The European Central Bank (ECB) recently announced a revision of its annual inflation and growth forecasts, while also confirming the expected hold on interest rates. This move came as no surprise to market participants, who have been eagerly awaiting the ECB’s next move in light of recent economic developments.

According to the new staff projections, the economic growth forecast for 2024 has been lowered to 0.6% from the previous estimate of 0.8%. Despite this downward revision, there is a more positive outlook on inflation, with the forecast for the year brought down to an average of 2.3% from 2.7%. Looking ahead, the staff predicts that inflation will reach the ECB’s 2% target in 2025 before further cooling to 1.9% in 2026.

Notably, the market reacted to these projections by increasing bets on rate cuts happening in the summer of this year. Following the news, the euro traded 0.35% lower against the British pound, indicating a shift in market sentiment towards a more dovish stance by the ECB.

On the growth front, the ECB forecast a gross domestic product (GDP) expansion of 1.5% in 2025 and 1.6% in 2026 as the eurozone’s economic activity begins to pick up pace. This positive outlook comes at a time when Europe’s largest economy, Germany, has already revised its growth forecast for 2024 downward to just 0.2%, highlighting the challenges facing the region.
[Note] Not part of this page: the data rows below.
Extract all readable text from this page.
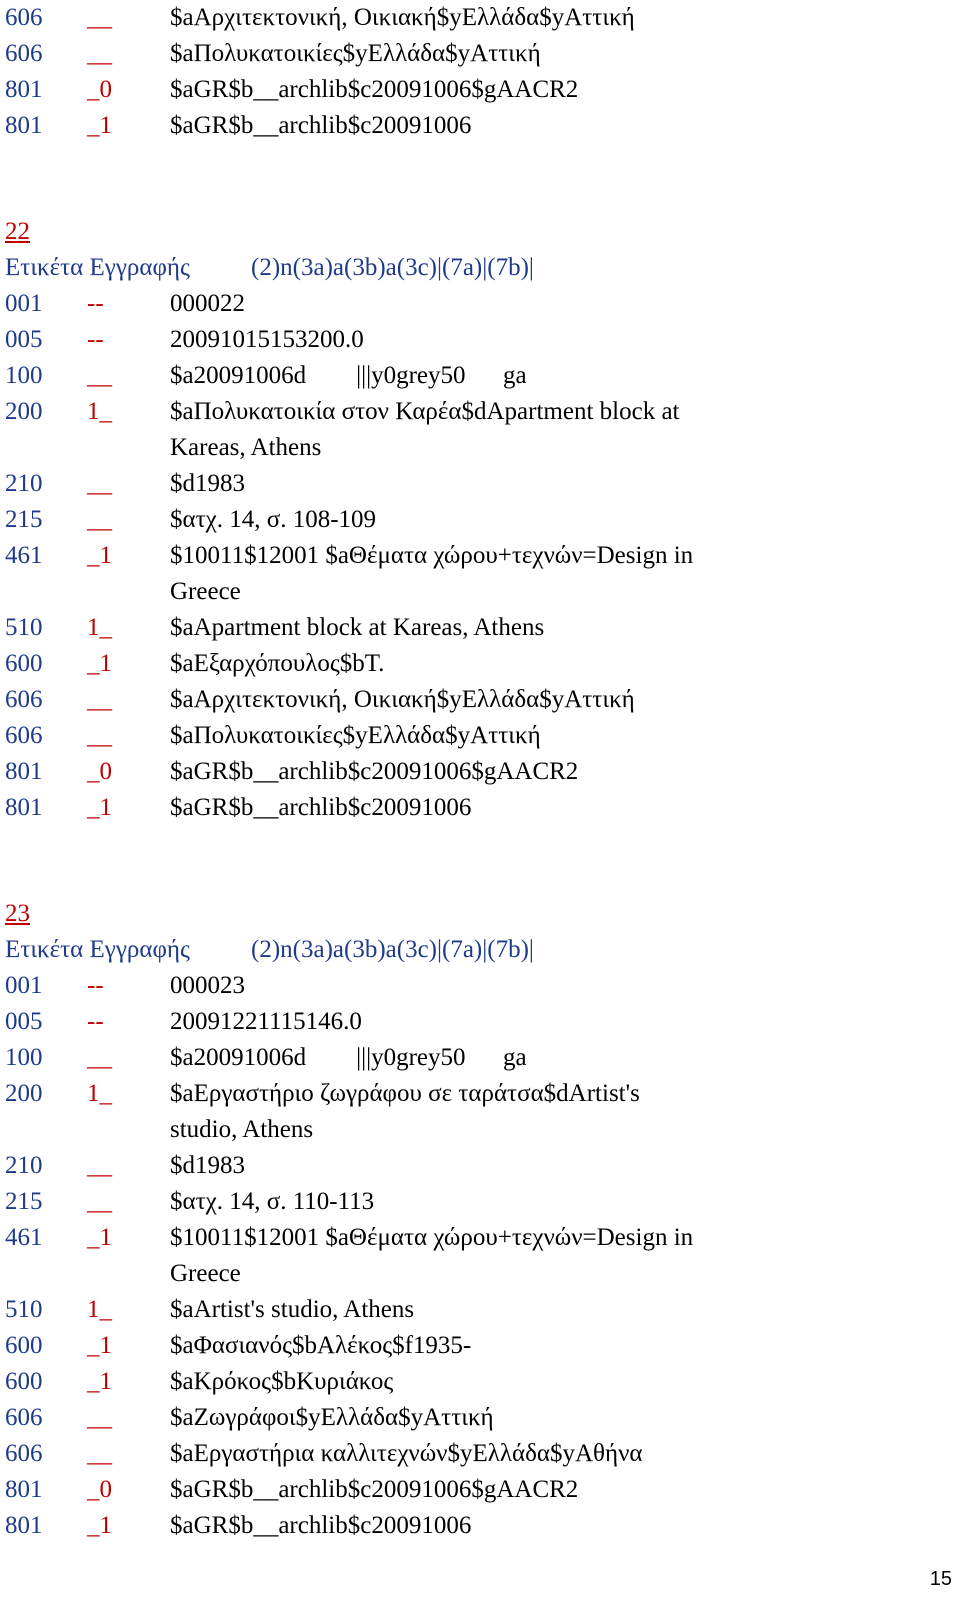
606 __ $aΑρχιτεκτονική, Οικιακή$yΕλλάδα$yΑττική
606 __ $aΠολυκατοικίες$yΕλλάδα$yΑττική
801 _0 $aGR$b__archlib$c20091006$gAACR2
801 _1 $aGR$b__archlib$c20091006
22
Ετικέτα Εγγραφής (2)n(3a)a(3b)a(3c)|(7a)|(7b)|
001 --	000022
005 --	20091015153200.0
100 __ $a20091006d        |||y0grey50      ga
200 1_ $aΠολυκατοικία στον Καρέα$dApartment block at
Kareas, Athens
210 __ $d1983
215 __ $ατχ. 14, σ. 108-109
461 _1 $10011$12001 $aΘέματα χώρου+τεχνών=Design in
Greece
510 1_ $aApartment block at Kareas, Athens
600 _1 $aΕξαρχόπουλος$bT.
606 __ $aΑρχιτεκτονική, Οικιακή$yΕλλάδα$yΑττική
606 __ $aΠολυκατοικίες$yΕλλάδα$yΑττική
801 _0 $aGR$b__archlib$c20091006$gAACR2
801 _1 $aGR$b__archlib$c20091006
23
Ετικέτα Εγγραφής (2)n(3a)a(3b)a(3c)|(7a)|(7b)|
001 --	000023
005 --	20091221115146.0
100 __ $a20091006d        |||y0grey50      ga
200 1_ $aΕργαστήριο ζωγράφου σε ταράτσα$dArtist's
studio, Athens
210 __ $d1983
215 __ $ατχ. 14, σ. 110-113
461 _1 $10011$12001 $aΘέματα χώρου+τεχνών=Design in
Greece
510 1_ $aArtist's studio, Athens
600 _1 $aΦασιανός$bΑλέκος$f1935-
600 _1 $aΚρόκος$bΚυριάκος
606 __ $aΖωγράφοι$yΕλλάδα$yΑττική
606 __ $aΕργαστήρια καλλιτεχνών$yΕλλάδα$yΑθήνα
801 _0 $aGR$b__archlib$c20091006$gAACR2
801 _1 $aGR$b__archlib$c20091006
15
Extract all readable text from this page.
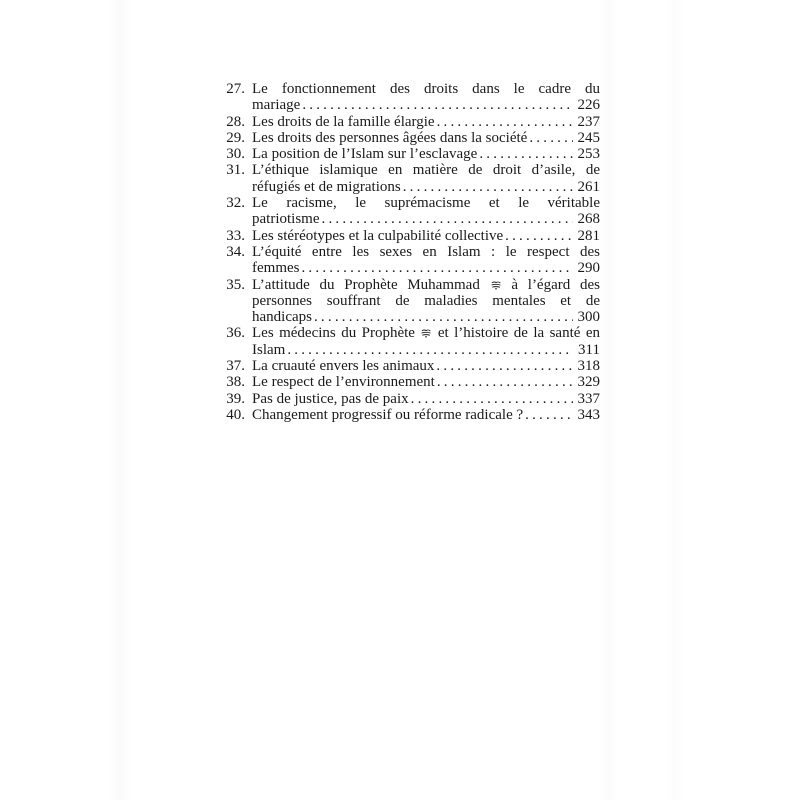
27. Le fonctionnement des droits dans le cadre du
mariage .....	226
28. Les droits de la famille élargie .....	237
29. Les droits des personnes âgées dans la société .....	245
30. La position de l’Islam sur l’esclavage .....	253
31. L’éthique islamique en matière de droit d’asile, de
réfugiés et de migrations .....	261
32. Le racisme, le suprémacisme et le véritable
patriotisme .....	268
33. Les stéréotypes et la culpabilité collective .....	281
34. L’équité entre les sexes en Islam : le respect des
femmes .....	290
35. L’attitude du Prophète Muhammad
à l’égard des
personnes souffrant de maladies mentales et de
handicaps .....	300
36. Les médecins du Prophète
et l’histoire de la santé en
Islam .....	311
37. La cruauté envers les animaux .....	318
38. Le respect de l’environnement .....	329
39. Pas de justice, pas de paix .....	337
40. Changement progressif ou réforme radicale ? .....	343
The ECB has maintained its key interest rate at a record high since its September meeting, with expectations now shifting towards a potential rate cut in June. Despite the central bank’s cautious approach, market participants are eagerly waiting for more clarity on the timing of any rate adjustments.

Eurozone inflation eased to 2.6% in February from 2.8% in January, showing progress towards the ECB’s 2% target. However, core inflation, which excludes volatile components like energy and food, remained stickier at 3.1%.

Antonio Serpico, a senior portfolio manager at Neuberger Berman, commented on the ECB’s decision, stating that the most likely scenario involves rate cuts beginning in June and continuing at a pace of 25 basis points per meeting. He described the decision as ‘relatively dovish’, pointing to the downward revisions in growth and inflation forecasts as evidence of the central bank’s cautious stance.

Following the ECB’s announcement, European bond yields fell, indicating increased expectations of rate cuts in the near future. The German 10-year yield was down 7 basis points, reflecting the market’s anticipation of further monetary policy easing by the central bank.

In conclusion, the ECB’s revised inflation and growth forecasts, along with the decision to hold interest rates, have significant implications for the eurozone economy. The market’s reaction to these developments underscores the importance of central bank decisions in shaping market sentiment and guiding economic outcomes. As we await further clarity on the timing of any potential rate adjustments, it is clear that the ECB’s next moves will be closely watched by investors and economists alike.